# shedding and fleas ???



## Mommy2Belle (Jul 25, 2007)

Just a background, I am a first time dog owner with a little pup about 3.5 months. 

I am wondering what is everyones recommendation for flea collar and/or treatment. Right now she has a Hertz flea collar so far have not noticed any bites on us but she seems to be itching still but no ticks so that is good. Just wondering if anyone has any tips or products they would recommend.

I also am seeing clumps of her hair all over is there a good shedding reducing shampoo and/or condiontor out there since I am new to puppyhood I really don't know any of this.

Any help would be great thanks in advance!!!!


----------



## Shell&Jas (Jul 4, 2007)

I'm not a fan of flea collars at all. I find they have little to no impact, but thats just my thoughts. I use the monthly spot on products which i find a lot better and i haven't had any issues with fleas with any of my dogs.


----------



## RonE (Feb 3, 2007)

Avoid flea collars and pretty much anything made by Hartz - especially insecticides.

There are numerous threads with discussions about some of the topical flea-preventions. I use Frontline Plus and there are a couple of others that folks here like.

Be aware that there is a small risk of a bad reaction by the dog with any flea prevention, but the risk with some of the best ones is much less than it is with flea collars or some of the cheapest topical preventions. Also, talk to your vet about flea prevention for a young dog and follow the directions with the products.


----------



## lovemygreys (Jan 20, 2007)

What Ron said. Flea collars are a waste of money. We use Frontline Plus here.


----------



## nrhareiner (Dec 6, 2006)

I agree flee collares are a wast of $$. I have used front line +, Advantics, and spot on all work well. Spot on is cheeper but still seems to work. I live out in the country and about 300 yards from the state forest and do not have any problems with flees or ticks.

Heidi


----------



## rsculady (Jun 23, 2007)

+1 to all of the above. We have a lot of Ivy in our backyard and ticks are very common but with the Frontline Plus we have no ticks or fleas on the dogs.


----------



## Lorina (Jul 1, 2006)

Take off the flea collar, cut it up, and put the pieces inside your vacuum cleaner bag. That's about the only thing they're good for. 

I'm highly allergic to flea bites. A bite swells up like a bee sting, gets tiny blisters on it, and itches for weeks. The blisters invariably break, leaving me with a purple scar for months afterwards. I've had pets with flea allergies, too. My parents dog can scratch himself almost bald. 

I know that looking at the price of Advantage or Frontline, it can seem like a lot of money, but knowing how insufferable just one or two bites can be, $10 - $15 a month is a very small price to pay to be able to sing, "There ain't no bugs on me."


----------



## Cheetah (May 25, 2006)

Normally, I don't use any flea/tick protection on my dogs, because there are virtually zero fleas in Colorado (I love this altitude!). But when I was in Florida for 6 months, I used K9 Advantix on Eevee - it was the only thing that worked in the area I was in, though it will vary from area to area as fleas adapt to the pesticides.

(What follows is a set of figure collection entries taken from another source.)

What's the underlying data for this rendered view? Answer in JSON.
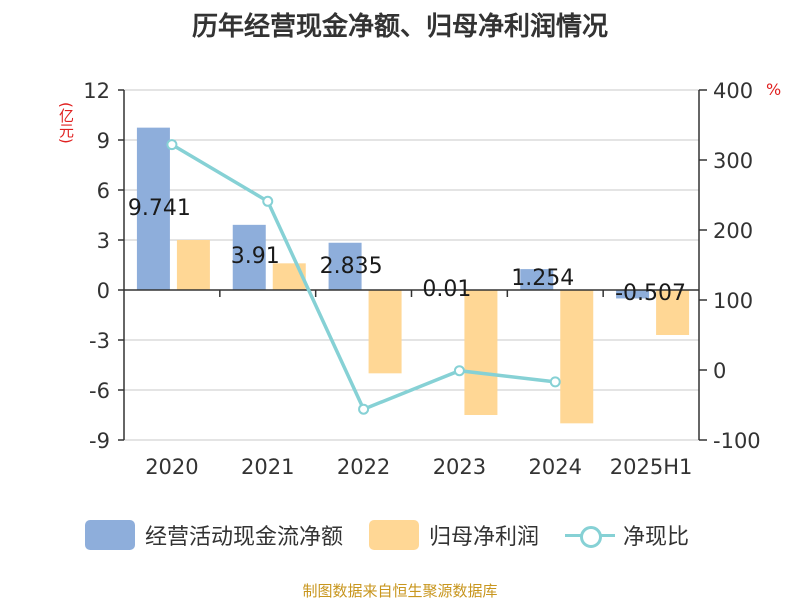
{
  "title": "历年经营现金净额、归母净利润情况",
  "source": "制图数据来自恒生聚源数据库",
  "colors": {
    "cash": "#8eaedb",
    "profit": "#ffd795",
    "ratio": "#86d1d5",
    "axis_label": "#e02020",
    "source": "#c8961e"
  },
  "chart_data": {
    "type": "bar",
    "title": "历年经营现金净额、归母净利润情况",
    "categories": [
      "2020",
      "2021",
      "2022",
      "2023",
      "2024",
      "2025H1"
    ],
    "ylabel": "(亿元)",
    "y2label": "%",
    "ylim": [
      -9,
      12
    ],
    "y2lim": [
      -100,
      400
    ],
    "yticks": [
      "12",
      "9",
      "6",
      "3",
      "0",
      "-3",
      "-6",
      "-9"
    ],
    "y2ticks": [
      "400",
      "300",
      "200",
      "100",
      "0",
      "-100"
    ],
    "series": [
      {
        "name": "经营活动现金流净额",
        "type": "bar",
        "axis": "left",
        "values": [
          9.741,
          3.91,
          2.835,
          0.01,
          1.254,
          -0.507
        ],
        "labels": [
          "9.741",
          "3.91",
          "2.835",
          "0.01",
          "1.254",
          "-0.507"
        ]
      },
      {
        "name": "归母净利润",
        "type": "bar",
        "axis": "left",
        "values": [
          3.0,
          1.6,
          -5.0,
          -7.5,
          -8.0,
          -2.7
        ]
      },
      {
        "name": "净现比",
        "type": "line",
        "axis": "right",
        "values": [
          322,
          241,
          -56,
          -1,
          -17,
          null
        ]
      }
    ],
    "legend_position": "bottom",
    "grid": true
  }
}
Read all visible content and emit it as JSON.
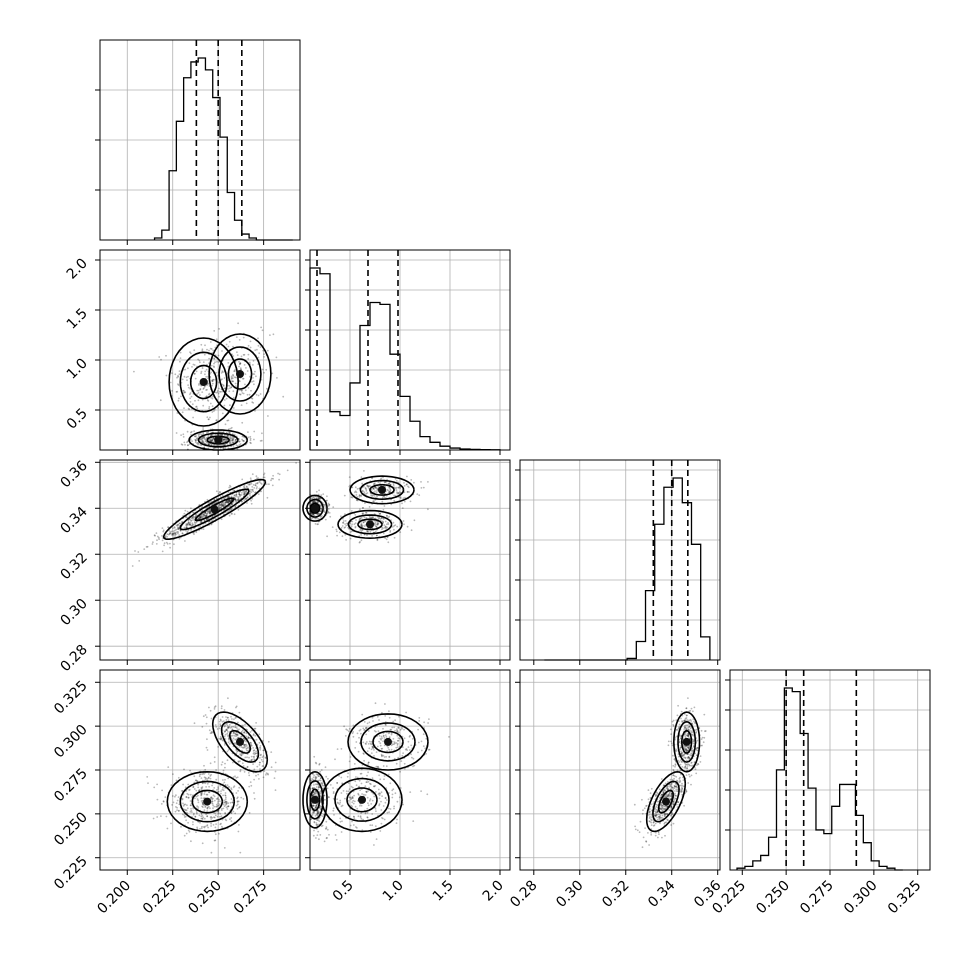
{
  "chart_data": {
    "type": "corner",
    "parameters": [
      {
        "xlim": [
          0.185,
          0.295
        ],
        "ticks": [
          0.2,
          0.225,
          0.25,
          0.275
        ],
        "tick_labels": [
          "0.200",
          "0.225",
          "0.250",
          "0.275"
        ],
        "quantiles": [
          0.238,
          0.25,
          0.263
        ],
        "hist_edges": [
          0.215,
          0.219,
          0.223,
          0.227,
          0.231,
          0.235,
          0.239,
          0.243,
          0.247,
          0.251,
          0.255,
          0.259,
          0.263,
          0.267,
          0.271,
          0.275,
          0.279,
          0.283,
          0.287,
          0.291
        ],
        "hist_counts": [
          1,
          5,
          35,
          60,
          82,
          90,
          92,
          86,
          72,
          52,
          24,
          10,
          3,
          1,
          0,
          0,
          0,
          0,
          0
        ]
      },
      {
        "xlim": [
          0.1,
          2.1
        ],
        "ticks": [
          0.5,
          1.0,
          1.5,
          2.0
        ],
        "tick_labels": [
          "0.5",
          "1.0",
          "1.5",
          "2.0"
        ],
        "quantiles": [
          0.17,
          0.68,
          0.98
        ],
        "hist_edges": [
          0.1,
          0.2,
          0.3,
          0.4,
          0.5,
          0.6,
          0.7,
          0.8,
          0.9,
          1.0,
          1.1,
          1.2,
          1.3,
          1.4,
          1.5,
          1.6,
          1.7,
          1.8,
          1.9,
          2.0
        ],
        "hist_counts": [
          95,
          92,
          20,
          18,
          35,
          65,
          77,
          76,
          50,
          28,
          15,
          7,
          4,
          2,
          1,
          0.5,
          0.3,
          0.2,
          0.1
        ]
      },
      {
        "xlim": [
          0.274,
          0.361
        ],
        "ticks": [
          0.28,
          0.3,
          0.32,
          0.34,
          0.36
        ],
        "tick_labels": [
          "0.28",
          "0.30",
          "0.32",
          "0.34",
          "0.36"
        ],
        "quantiles": [
          0.332,
          0.34,
          0.347
        ],
        "hist_edges": [
          0.2846,
          0.2886,
          0.2926,
          0.2966,
          0.3006,
          0.3046,
          0.3086,
          0.3126,
          0.3166,
          0.3206,
          0.3246,
          0.3286,
          0.3326,
          0.3366,
          0.3406,
          0.3446,
          0.3486,
          0.3526,
          0.3566
        ],
        "hist_counts": [
          0,
          0,
          0,
          0,
          0,
          0,
          0,
          0,
          0,
          1,
          12,
          45,
          88,
          112,
          118,
          102,
          75,
          15
        ]
      },
      {
        "xlim": [
          0.218,
          0.332
        ],
        "ticks": [
          0.225,
          0.25,
          0.275,
          0.3,
          0.325
        ],
        "tick_labels": [
          "0.225",
          "0.250",
          "0.275",
          "0.300",
          "0.325"
        ],
        "quantiles": [
          0.25,
          0.26,
          0.29
        ],
        "hist_edges": [
          0.222,
          0.2265,
          0.231,
          0.2355,
          0.24,
          0.2445,
          0.249,
          0.2535,
          0.258,
          0.2625,
          0.267,
          0.2715,
          0.276,
          0.2805,
          0.285,
          0.2895,
          0.294,
          0.2985,
          0.303,
          0.3075,
          0.312,
          0.3165
        ],
        "hist_counts": [
          1,
          2,
          5,
          8,
          18,
          55,
          100,
          98,
          75,
          45,
          22,
          20,
          35,
          47,
          47,
          30,
          15,
          5,
          2,
          1,
          0
        ]
      }
    ],
    "blobs": {
      "1_0": [
        {
          "x": 0.242,
          "y": 0.78,
          "sx": 0.0095,
          "sy": 0.22,
          "w": 0.5
        },
        {
          "x": 0.262,
          "y": 0.86,
          "sx": 0.0085,
          "sy": 0.2,
          "w": 0.4
        },
        {
          "x": 0.25,
          "y": 0.2,
          "sx": 0.008,
          "sy": 0.05,
          "w": 0.9
        }
      ],
      "2_0": [
        {
          "x": 0.248,
          "y": 0.3395,
          "sx": 0.014,
          "sy": 0.0065,
          "rho": 0.92,
          "w": 1.0
        }
      ],
      "2_1": [
        {
          "x": 0.82,
          "y": 0.348,
          "sx": 0.16,
          "sy": 0.003,
          "w": 0.5
        },
        {
          "x": 0.7,
          "y": 0.333,
          "sx": 0.16,
          "sy": 0.003,
          "w": 0.5
        },
        {
          "x": 0.15,
          "y": 0.34,
          "sx": 0.06,
          "sy": 0.0028,
          "w": 0.7
        }
      ],
      "3_0": [
        {
          "x": 0.244,
          "y": 0.257,
          "sx": 0.011,
          "sy": 0.0085,
          "w": 0.55
        },
        {
          "x": 0.262,
          "y": 0.291,
          "sx": 0.0075,
          "sy": 0.0085,
          "rho": -0.6,
          "w": 0.45
        }
      ],
      "3_1": [
        {
          "x": 0.88,
          "y": 0.291,
          "sx": 0.2,
          "sy": 0.008,
          "w": 0.4
        },
        {
          "x": 0.62,
          "y": 0.258,
          "sx": 0.2,
          "sy": 0.009,
          "w": 0.4
        },
        {
          "x": 0.15,
          "y": 0.258,
          "sx": 0.06,
          "sy": 0.008,
          "w": 0.6
        }
      ],
      "3_2": [
        {
          "x": 0.3375,
          "y": 0.257,
          "sx": 0.0042,
          "sy": 0.0085,
          "rho": 0.6,
          "w": 0.55
        },
        {
          "x": 0.3465,
          "y": 0.291,
          "sx": 0.0028,
          "sy": 0.0085,
          "w": 0.45
        }
      ]
    }
  }
}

I agree that you should run, not walk, from anything Hartz.


----------



## Jaylie (Mar 5, 2007)

If you get a flea protection, you normally only have to do use it about three or four months out of the year, in "flea season." If you find any bites in the rest of the year, of course use it year round, but in most places of the country, you only need it for part of the year.


----------



## veronica2181 (Aug 13, 2007)

I agree with a number of people here, the spot treatments are great. I used a flea collar on my cats, they sucked. I threw them away. I then used Frontline Plus on them. 

I am not using anything on my dog because I cannot get ahold of any Frontline Plus or other good products like those so. No vet around here.

I remember the first time I used it on my dog. Fleas started falling off, either dead or dying, it was so cool.

My dog sheds a lot so I am currently using the shed ender, it works, to what extent, I'm not sure. I heard the furminator is great. But shed ender works good enough. I don't have half as much hair lying around anymore and that's because I only use it like once or twice a week.


----------



## IslandMutts (Jul 23, 2007)

what is so bad about hartz products? i agree that flea collars are pretty much useless, but sometimes i buy hartz products like cat toys and pigs ears. just cheap stuff i pick up at walmart... just wondering what major offenses this company has comitted.


----------



## Purplex15 (May 28, 2007)

no flea collars or harts products. top pst, i dont know about their toys or treats, but i dont like the company so i wouldnt get those either. frontline and advantage are the only things i recommend. top spot sucks. serious reactions are a lot higher in treatments like topspot.

as far as shedding, please dont buy into the furminator hype. with the dog you have, you would be spending hours brushing when you could get the same accomplished with an undercoat rake in 15 minutes. have you taken the pup to a groomer yet? if not, i highly recommend you do so. tell them about the shedding, and they will blow the coat out using a high velocity dryer (a lot less evasive and takes less time than brushing) if you keep him on about a 6-8 week rhoutine, bursh everyday with a slicker, rake and greyhound comb, then you will se a difference in the shedding.


----------